The problem I ran into is when the RDC rolls over at 360 degrees. For example, if I sample at 350 degrees, and 0.25s later, I sample at 10 degrees when travelling clockwise, my module thinks I traveled 340 degrees in 0.25s, which is incorrect. I need a way of determining what the correct RPM is when two samples happen with a rollover in between. Does anyone have an idea of how to do this?

Thanks

• Can we assume that the travel is never more than 180 degrees in 250 ms? – The Photon Apr 15 at 17:56
• @ThePhoton Unfortunately, we can't assume that. – SD'Anc Apr 15 at 22:44
• Then you'll need to sample the position more often then every 250 ms. What's the maximum sampling interval that allows you to assume no more than 180 degrees travel since the previous sample? – The Photon Apr 15 at 23:09
• I could sample at 16Hz and safely assume that. – SD'Anc Apr 15 at 23:33

First, it's not good practice to generate a clock with logic in an FPGA. Instead of generating a 4 Hz clock, generate a 4 Hz strobe, and use it to enable logic that's clocked by the 1000 Hz clock:

reg [7:0] ctr_4Hz;
reg strobe_4Hz;
always @(posedge clk_i) begin
if(ctr_4Hz == 250) begin
ctr_4Hz <= 0;
strobe_4Hz <= 1;
end
else begin
ctr_4Hz <= ctr_4Hz + 1;
strobe_4Hz <= 0;
end
end

always@(posedge clk_i) begin
if(strobe_4Hz) begin
position_reg <= position_i;
prev_position_reg <= position_reg;
end
end

// etc


To solve your actual problem, the easiest way is to assume there can't be more than 180 degrees of travel in 250 ms. If you can make this assumption (because of the mechanics of the system, for example), then just keep track of whether the msb of your position register changes. If the old msb was high and the new msb is low, add 360 degrees (or 0x10000 binary angle units) to the new position before calculating deltaP.

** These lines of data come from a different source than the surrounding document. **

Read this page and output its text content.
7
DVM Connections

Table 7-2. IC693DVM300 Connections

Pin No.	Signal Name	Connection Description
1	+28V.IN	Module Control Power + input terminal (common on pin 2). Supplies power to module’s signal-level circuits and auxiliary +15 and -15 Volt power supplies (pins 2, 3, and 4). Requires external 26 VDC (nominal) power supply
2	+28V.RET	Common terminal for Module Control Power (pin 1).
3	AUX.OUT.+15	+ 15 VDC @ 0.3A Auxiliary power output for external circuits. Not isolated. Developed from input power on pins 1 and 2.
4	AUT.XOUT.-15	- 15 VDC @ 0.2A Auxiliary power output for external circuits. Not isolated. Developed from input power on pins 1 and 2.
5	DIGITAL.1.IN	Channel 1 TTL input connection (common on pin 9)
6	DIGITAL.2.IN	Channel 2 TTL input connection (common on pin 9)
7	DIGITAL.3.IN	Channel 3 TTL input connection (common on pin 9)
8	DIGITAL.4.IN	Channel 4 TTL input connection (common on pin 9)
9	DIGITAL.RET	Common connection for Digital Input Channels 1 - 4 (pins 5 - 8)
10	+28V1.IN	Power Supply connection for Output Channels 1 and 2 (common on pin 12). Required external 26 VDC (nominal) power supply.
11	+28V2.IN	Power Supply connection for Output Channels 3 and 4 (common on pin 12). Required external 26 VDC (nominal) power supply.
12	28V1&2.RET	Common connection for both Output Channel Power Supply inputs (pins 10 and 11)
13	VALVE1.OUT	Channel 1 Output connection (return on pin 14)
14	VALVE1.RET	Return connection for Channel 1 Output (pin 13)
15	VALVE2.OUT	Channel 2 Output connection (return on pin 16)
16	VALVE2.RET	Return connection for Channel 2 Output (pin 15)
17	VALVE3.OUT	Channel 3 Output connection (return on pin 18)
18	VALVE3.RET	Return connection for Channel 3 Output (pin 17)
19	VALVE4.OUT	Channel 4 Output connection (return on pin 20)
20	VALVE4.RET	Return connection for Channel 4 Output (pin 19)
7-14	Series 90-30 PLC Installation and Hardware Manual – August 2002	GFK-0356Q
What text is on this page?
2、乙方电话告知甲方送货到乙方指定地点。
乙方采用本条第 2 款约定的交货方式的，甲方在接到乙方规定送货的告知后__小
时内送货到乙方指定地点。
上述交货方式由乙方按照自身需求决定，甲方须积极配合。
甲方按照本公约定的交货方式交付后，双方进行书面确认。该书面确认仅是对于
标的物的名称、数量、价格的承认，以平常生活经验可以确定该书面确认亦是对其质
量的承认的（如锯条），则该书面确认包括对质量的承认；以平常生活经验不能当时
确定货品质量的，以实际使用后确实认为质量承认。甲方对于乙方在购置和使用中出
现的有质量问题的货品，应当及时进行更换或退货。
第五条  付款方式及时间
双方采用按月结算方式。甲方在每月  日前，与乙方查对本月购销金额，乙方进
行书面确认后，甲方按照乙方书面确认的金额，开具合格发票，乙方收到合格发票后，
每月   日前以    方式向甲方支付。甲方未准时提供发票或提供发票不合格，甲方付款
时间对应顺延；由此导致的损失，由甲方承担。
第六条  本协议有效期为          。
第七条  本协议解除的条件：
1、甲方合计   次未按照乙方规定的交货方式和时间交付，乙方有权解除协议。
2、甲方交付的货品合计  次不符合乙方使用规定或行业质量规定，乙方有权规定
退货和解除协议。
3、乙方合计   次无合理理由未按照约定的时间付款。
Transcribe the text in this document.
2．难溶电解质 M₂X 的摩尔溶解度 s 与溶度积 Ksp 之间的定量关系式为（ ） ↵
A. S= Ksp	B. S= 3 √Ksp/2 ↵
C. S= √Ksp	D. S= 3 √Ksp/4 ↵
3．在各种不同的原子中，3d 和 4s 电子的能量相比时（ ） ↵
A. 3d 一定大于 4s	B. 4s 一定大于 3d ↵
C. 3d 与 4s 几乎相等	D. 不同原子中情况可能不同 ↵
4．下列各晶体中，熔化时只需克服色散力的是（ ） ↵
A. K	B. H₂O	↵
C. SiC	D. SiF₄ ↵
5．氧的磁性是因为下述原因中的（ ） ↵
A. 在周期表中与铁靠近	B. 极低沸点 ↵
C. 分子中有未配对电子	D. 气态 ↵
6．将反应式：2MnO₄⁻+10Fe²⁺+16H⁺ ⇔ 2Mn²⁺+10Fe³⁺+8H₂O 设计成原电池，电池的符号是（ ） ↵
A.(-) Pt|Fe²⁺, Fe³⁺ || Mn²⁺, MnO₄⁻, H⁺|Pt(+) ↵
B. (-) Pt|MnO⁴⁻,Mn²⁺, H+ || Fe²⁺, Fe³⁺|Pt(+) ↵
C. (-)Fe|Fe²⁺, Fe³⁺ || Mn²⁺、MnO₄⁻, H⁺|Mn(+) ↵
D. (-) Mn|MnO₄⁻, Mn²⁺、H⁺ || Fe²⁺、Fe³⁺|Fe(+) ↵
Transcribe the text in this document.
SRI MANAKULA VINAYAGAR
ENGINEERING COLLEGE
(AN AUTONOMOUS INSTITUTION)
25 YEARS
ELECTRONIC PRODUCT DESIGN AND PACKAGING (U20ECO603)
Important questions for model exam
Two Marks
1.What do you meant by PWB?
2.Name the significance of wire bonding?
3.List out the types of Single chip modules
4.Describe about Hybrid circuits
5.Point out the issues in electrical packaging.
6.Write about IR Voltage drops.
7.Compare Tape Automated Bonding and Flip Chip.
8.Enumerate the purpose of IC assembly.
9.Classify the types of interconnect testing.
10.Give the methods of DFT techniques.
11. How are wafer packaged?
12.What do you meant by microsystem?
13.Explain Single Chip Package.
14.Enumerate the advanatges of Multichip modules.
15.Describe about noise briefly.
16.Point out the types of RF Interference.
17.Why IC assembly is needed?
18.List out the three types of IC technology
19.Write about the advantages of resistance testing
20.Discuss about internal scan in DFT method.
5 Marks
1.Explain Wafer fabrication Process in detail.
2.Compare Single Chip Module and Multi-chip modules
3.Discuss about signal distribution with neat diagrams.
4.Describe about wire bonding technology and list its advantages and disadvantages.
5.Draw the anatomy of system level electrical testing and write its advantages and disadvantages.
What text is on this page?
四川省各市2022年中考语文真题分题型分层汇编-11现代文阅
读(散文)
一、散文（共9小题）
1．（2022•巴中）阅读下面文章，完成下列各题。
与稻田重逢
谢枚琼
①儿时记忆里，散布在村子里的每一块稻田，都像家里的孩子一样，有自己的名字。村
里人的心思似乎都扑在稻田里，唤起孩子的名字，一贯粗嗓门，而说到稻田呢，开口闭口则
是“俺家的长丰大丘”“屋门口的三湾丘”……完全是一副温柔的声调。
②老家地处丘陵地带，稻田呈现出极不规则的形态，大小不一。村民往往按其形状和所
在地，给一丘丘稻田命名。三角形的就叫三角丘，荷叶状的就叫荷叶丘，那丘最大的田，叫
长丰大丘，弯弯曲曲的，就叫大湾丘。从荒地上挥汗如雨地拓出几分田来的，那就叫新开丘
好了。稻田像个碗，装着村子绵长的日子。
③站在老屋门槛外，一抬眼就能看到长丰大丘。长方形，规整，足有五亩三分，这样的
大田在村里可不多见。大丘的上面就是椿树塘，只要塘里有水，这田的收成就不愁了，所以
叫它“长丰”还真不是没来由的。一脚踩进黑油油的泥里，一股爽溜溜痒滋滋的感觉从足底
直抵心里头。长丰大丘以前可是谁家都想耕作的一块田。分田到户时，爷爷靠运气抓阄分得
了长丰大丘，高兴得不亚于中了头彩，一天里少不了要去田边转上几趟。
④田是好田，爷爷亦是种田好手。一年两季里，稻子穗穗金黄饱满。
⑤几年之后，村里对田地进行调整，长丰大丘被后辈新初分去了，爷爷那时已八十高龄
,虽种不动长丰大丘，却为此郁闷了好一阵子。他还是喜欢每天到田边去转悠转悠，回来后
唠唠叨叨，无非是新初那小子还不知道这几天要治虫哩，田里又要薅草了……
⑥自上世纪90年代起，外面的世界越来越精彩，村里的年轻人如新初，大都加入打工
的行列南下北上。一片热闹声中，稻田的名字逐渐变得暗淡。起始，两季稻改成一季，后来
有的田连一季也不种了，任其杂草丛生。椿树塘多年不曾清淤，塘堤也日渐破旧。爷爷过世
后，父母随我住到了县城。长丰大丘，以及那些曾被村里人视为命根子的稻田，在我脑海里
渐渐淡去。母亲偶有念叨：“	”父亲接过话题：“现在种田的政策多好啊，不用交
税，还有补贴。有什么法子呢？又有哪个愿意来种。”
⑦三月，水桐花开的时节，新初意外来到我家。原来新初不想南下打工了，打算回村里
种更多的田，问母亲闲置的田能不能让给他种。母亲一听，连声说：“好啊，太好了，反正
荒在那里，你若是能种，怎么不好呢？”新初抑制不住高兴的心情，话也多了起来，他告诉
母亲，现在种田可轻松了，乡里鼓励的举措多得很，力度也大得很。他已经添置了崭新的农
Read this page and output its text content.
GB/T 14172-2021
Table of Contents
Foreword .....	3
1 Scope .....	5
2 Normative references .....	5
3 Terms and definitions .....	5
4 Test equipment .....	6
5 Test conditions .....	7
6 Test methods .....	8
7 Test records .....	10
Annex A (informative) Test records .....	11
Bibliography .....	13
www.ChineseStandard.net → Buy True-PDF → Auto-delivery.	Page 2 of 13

If you need to deal with motion in both directions, then you'll need to keep track of which quadrant the old and new positions are in (this depends only on the 2 msb's of the binary angle) and only use special treatment for transitions from IV to I quadrant or I to IV quadrant (add 0x10000 to whichever position was in the I quadrant).